On 8/15/13 1:07 PM, John Foliot wrote:> James Craig wrote:
>>>>>> 1. @longdesc is inappropriate when an EPUB footnote is
>>>>>> sufficient.
>>>>> Can you explain why it is "inappropriate" in terms of the
>>>>> problem
>> that using it causes?
> EPUB is not HTML even if they share many similarities (i.e EPUB is
> built upon HTML5). There is no such thing however as an
> epub:type="footnote" in HTML5, and as far as I know content marked up
> like this will still render on screen, on page, which fails one of
> the use-case requirements brought forward
> (http://www.w3.org/html/wg/wiki/ChangeProposal/InstateLongdesc#Use_Cases).
> True you could perhaps hide it visually using CSS, but how would
> that help sighted users who may need the information (I know of a low
> vision user who can see infographics but hates them, and would much
> prefer to access a written equivalent).
>>>>> In cases where apple users are targeted it is of course
>>>>> necessary
>> to provide a fallback, since VoiceOver doesn't currently enable
>> longdesc to be used, but that is not the same as causing harm by
>> using the attribute.
>>>> AFAIK, longdesc doesn't work in any popular EPUB reader,
>>>> unless
>> you're counting desktop browsers. Footnotes, on the other hand,
>> are well-defined and well-supported.
> Citation please. Which browser(s) provides an on-demand delivery of
> epub:type="footnote" content, and then allows the user to return to
> the same place in the document that provided the footnote reference
> in the first place? (See: User Choice -
> http://www.d.umn.edu/~lcarlson/research/constriants/choice.html)
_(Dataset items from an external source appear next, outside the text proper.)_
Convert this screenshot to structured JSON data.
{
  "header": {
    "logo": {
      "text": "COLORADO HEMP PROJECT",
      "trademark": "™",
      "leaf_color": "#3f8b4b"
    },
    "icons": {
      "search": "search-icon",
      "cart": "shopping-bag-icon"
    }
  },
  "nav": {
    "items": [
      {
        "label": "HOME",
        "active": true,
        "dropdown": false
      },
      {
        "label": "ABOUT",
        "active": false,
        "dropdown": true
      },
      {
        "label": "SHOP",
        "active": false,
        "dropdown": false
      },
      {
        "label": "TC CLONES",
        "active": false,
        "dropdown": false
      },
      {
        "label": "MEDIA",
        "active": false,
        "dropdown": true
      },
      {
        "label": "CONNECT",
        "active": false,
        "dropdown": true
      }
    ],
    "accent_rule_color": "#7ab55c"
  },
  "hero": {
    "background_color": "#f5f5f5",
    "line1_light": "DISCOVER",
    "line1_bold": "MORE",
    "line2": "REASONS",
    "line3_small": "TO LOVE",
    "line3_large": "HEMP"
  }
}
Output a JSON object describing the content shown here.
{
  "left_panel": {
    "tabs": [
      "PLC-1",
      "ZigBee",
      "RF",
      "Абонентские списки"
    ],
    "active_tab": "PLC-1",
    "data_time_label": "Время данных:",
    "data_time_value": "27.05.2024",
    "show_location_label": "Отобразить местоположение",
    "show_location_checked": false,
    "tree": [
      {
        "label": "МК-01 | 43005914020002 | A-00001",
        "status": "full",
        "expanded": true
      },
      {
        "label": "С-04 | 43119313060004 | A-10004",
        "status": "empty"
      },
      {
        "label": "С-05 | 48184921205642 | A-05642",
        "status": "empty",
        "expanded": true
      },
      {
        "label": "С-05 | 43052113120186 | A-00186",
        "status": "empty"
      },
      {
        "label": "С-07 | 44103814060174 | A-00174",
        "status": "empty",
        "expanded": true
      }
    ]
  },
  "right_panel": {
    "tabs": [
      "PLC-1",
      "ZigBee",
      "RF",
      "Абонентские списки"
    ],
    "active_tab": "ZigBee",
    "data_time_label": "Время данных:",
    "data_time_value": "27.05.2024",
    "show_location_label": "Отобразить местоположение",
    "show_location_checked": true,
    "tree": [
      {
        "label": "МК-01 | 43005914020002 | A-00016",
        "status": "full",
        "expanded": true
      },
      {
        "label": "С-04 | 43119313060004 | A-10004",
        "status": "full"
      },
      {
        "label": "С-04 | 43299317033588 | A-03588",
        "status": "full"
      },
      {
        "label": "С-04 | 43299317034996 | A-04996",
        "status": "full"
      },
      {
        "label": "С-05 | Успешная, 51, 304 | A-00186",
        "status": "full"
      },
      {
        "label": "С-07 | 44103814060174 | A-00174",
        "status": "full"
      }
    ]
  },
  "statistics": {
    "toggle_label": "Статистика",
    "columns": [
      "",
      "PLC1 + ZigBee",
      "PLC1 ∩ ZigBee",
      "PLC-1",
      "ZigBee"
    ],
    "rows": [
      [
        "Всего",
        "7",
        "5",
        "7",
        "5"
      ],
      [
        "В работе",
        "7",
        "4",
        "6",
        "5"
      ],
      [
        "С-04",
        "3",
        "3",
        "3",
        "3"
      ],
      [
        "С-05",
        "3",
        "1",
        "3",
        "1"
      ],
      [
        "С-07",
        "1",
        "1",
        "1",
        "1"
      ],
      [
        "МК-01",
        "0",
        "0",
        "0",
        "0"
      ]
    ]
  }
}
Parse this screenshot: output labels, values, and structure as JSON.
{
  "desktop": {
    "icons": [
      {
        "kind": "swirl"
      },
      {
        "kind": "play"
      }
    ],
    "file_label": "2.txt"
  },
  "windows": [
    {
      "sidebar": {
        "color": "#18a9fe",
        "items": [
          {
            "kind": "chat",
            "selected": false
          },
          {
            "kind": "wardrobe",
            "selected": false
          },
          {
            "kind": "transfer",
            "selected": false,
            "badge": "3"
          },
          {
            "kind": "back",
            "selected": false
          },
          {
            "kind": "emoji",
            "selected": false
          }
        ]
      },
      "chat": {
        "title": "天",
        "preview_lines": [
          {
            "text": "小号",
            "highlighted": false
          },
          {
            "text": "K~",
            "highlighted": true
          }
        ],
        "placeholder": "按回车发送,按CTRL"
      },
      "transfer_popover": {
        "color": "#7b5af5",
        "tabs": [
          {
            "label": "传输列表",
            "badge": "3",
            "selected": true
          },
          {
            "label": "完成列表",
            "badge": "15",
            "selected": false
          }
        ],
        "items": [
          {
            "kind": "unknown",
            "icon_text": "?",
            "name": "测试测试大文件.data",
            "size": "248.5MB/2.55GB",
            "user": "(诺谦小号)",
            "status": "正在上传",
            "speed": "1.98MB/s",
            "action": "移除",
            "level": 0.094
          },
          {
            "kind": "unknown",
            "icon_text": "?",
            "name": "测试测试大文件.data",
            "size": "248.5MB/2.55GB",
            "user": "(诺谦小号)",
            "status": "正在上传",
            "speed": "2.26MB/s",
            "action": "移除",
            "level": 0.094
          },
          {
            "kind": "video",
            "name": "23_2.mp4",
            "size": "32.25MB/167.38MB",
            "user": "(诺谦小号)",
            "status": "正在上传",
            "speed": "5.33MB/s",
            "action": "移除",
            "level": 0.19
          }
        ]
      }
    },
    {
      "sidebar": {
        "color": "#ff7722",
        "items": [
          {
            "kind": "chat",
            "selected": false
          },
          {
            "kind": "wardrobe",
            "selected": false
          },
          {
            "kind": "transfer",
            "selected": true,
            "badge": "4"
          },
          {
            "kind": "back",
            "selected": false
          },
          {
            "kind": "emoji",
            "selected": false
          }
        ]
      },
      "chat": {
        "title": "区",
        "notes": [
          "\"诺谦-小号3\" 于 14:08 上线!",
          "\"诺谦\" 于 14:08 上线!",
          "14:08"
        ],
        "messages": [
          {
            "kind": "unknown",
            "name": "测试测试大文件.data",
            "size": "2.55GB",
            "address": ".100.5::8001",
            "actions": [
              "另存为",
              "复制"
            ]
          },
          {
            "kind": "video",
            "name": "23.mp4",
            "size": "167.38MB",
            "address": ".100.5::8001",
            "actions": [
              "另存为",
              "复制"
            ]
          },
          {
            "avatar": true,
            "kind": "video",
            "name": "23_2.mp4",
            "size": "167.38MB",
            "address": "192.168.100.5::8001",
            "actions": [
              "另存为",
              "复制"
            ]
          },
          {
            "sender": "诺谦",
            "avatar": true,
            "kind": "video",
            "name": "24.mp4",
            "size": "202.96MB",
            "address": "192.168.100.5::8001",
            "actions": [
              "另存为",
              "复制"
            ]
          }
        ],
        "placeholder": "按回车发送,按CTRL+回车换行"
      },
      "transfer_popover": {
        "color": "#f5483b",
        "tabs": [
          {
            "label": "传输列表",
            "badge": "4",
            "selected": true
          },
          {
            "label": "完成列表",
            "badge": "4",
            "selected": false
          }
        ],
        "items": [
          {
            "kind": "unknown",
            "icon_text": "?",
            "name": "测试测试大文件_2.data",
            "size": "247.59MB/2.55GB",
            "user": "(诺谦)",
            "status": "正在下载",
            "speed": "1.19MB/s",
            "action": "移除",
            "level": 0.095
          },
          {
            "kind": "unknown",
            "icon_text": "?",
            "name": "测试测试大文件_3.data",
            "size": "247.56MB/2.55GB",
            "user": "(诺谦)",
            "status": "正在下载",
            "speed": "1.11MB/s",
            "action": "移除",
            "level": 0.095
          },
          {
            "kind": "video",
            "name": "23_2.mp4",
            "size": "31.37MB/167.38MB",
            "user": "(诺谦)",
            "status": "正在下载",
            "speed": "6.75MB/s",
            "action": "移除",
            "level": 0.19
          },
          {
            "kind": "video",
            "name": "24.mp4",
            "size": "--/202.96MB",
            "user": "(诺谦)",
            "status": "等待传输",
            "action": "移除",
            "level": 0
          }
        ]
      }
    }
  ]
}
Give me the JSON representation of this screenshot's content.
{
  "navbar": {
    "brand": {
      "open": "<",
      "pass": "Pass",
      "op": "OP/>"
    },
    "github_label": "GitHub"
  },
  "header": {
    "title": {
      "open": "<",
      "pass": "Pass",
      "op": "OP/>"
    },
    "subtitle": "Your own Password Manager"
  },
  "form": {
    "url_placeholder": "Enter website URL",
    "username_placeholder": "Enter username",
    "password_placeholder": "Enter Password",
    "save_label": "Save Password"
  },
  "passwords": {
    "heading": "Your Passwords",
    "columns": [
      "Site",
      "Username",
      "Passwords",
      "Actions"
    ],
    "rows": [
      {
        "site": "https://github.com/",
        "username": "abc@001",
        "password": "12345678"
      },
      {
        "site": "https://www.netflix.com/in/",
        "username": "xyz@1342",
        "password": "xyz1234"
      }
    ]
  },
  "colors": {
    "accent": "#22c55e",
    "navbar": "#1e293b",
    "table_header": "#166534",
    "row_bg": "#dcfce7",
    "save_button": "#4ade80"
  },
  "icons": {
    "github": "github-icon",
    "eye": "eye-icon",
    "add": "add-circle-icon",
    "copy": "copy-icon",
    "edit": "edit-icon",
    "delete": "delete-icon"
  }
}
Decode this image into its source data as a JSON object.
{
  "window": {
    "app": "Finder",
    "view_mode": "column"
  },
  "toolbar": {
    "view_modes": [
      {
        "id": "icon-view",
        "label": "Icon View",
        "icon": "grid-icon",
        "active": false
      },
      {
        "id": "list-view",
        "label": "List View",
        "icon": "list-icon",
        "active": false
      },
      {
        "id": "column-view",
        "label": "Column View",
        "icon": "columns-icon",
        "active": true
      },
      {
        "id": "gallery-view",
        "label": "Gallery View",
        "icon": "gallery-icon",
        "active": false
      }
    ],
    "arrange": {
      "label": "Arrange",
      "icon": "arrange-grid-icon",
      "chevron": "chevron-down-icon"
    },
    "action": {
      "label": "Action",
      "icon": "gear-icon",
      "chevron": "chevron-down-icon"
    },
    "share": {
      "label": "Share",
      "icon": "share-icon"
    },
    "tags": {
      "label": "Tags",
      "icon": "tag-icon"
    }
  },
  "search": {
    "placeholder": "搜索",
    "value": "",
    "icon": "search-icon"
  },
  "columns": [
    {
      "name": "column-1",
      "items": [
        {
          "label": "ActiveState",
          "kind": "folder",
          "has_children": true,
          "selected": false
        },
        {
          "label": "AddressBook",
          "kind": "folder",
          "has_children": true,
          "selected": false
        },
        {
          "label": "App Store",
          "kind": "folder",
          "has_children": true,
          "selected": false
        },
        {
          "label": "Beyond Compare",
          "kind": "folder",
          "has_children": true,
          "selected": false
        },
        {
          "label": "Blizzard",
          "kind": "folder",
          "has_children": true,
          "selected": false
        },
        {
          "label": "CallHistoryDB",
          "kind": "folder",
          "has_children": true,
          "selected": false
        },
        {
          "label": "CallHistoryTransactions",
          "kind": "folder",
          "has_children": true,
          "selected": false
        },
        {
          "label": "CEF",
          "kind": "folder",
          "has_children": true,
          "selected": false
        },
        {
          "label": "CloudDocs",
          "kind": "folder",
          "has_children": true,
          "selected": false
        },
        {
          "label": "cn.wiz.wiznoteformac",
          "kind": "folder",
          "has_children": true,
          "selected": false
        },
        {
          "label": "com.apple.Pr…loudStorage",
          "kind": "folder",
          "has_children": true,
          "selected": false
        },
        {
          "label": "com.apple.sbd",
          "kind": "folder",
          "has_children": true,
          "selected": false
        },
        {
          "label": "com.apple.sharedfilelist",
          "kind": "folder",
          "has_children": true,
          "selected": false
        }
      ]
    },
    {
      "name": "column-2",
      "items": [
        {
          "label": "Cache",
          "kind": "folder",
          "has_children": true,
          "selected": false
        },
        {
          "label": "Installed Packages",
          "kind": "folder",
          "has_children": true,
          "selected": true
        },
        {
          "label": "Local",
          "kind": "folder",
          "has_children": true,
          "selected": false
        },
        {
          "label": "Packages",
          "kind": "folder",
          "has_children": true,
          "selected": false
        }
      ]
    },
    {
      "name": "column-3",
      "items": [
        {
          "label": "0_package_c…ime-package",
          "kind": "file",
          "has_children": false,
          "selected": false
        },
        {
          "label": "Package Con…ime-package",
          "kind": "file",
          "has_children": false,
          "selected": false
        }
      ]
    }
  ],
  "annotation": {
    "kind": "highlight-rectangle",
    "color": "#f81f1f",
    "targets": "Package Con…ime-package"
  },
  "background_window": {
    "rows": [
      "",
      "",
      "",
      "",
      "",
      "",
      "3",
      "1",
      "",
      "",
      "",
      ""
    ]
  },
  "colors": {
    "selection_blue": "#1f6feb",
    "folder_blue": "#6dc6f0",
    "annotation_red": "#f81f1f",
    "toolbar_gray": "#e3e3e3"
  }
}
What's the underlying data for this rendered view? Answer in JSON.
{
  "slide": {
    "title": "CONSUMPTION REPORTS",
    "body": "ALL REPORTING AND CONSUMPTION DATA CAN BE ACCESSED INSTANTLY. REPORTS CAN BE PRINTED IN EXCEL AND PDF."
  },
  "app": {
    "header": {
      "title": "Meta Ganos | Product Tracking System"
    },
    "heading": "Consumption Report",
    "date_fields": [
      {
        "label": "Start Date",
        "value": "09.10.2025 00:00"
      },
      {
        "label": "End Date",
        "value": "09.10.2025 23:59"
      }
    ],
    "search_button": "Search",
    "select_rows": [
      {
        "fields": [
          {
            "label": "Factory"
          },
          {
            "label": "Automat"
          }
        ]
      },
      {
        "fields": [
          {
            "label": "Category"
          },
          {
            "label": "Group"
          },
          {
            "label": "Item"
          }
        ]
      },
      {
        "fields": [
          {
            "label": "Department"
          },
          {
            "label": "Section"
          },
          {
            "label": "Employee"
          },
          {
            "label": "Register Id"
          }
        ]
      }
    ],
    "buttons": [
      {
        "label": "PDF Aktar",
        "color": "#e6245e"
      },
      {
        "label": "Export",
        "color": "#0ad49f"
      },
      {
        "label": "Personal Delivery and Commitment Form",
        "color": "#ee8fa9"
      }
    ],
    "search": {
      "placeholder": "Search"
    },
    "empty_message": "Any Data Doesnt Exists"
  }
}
I've been thinking for a while that HTML should formally introduce
markup for footnotes, which are used not only in ebooks, but on many web
pages. Wikipedia uses them extensively, for example, and they have had
to develop their own behavior for them.

As a side note, I actually quite like the way Wikipedia handles them...
they are rendered at the bottom of the screen, with a many-to-one link
in the article text, and the footnote marker (e.g., the superscript
number at the point of reference) displays the footnote text as a
tooltip when you hover over it. Academic or scientific papers also use
footnote. How they are styled and positioned should be handled by CSS,
but footnotes (and endnotes) are more than simple generic links.

That's off the main topic, but if HTML were to add footnotes (noting
that AFAIK this is not yet on the HTML WG's radar), it might have
bearing on how @longdesc is handled.